Lets say I have a pandas.DataFrame that has hourly data for 3 days:
import pandas as pd
import numpy as np
import datetime as dt
dates = pd.date_range('20130101', periods=3*24, freq='H')
df = pd.DataFrame(np.random.randn(3*24,2),index=dates,columns=list('AB'))
I would like to get every, let's say, 6 hours of data and independently fit a curve to that data. Since pandas' resample function has a how keyword that is supposed to be any numpy array function, I thought that I could maybe try to use resample to do that with polyfit, but apparently there is no way (right?).
So the only alternative way I thought of doing that is separating df into a sequence of DataFrames, so I am trying to create a function that would work such as
l=splitDF(df, '6H')
and it would return to me a list of dataframes, each one with 6 hours of data (except maybe the first and last ones). So far I got nothing that could work except something like the following manual method:
def splitDF(data, rule):
        res_index=data.resample(rule).index
        out=[]
        cont=0
        for date in data.index:
              ... check for date in res_index ...

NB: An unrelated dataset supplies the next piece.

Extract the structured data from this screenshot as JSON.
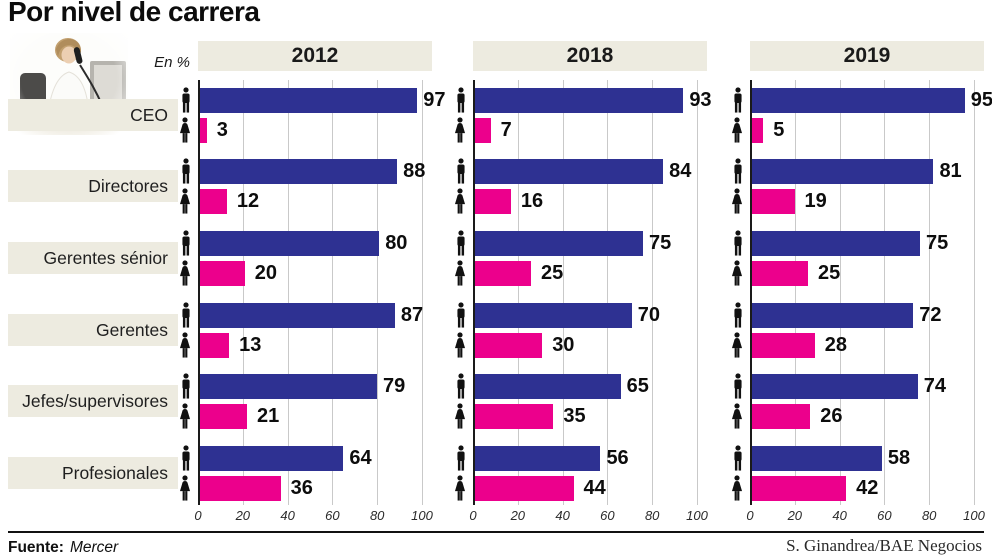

              ... and start cutting at those points ...
But this method would be extremely slow and there is probably a faster way to do it. Is there a fast (maybe even pythonic) way of doing this?
Thank you!
EDIT
A better method (that needs some improvement but it's faster) would be the following:
def splitDF(data, rule):
    res_index=data.resample(rule).index
    out=[]
    pdate=res_index[0]
    for date in res_index:
            out.append(data[pdate:date][:-1])
            pdate=date
    out.append(data[pdate:])
    return out
But still seems to me that there should be a better method.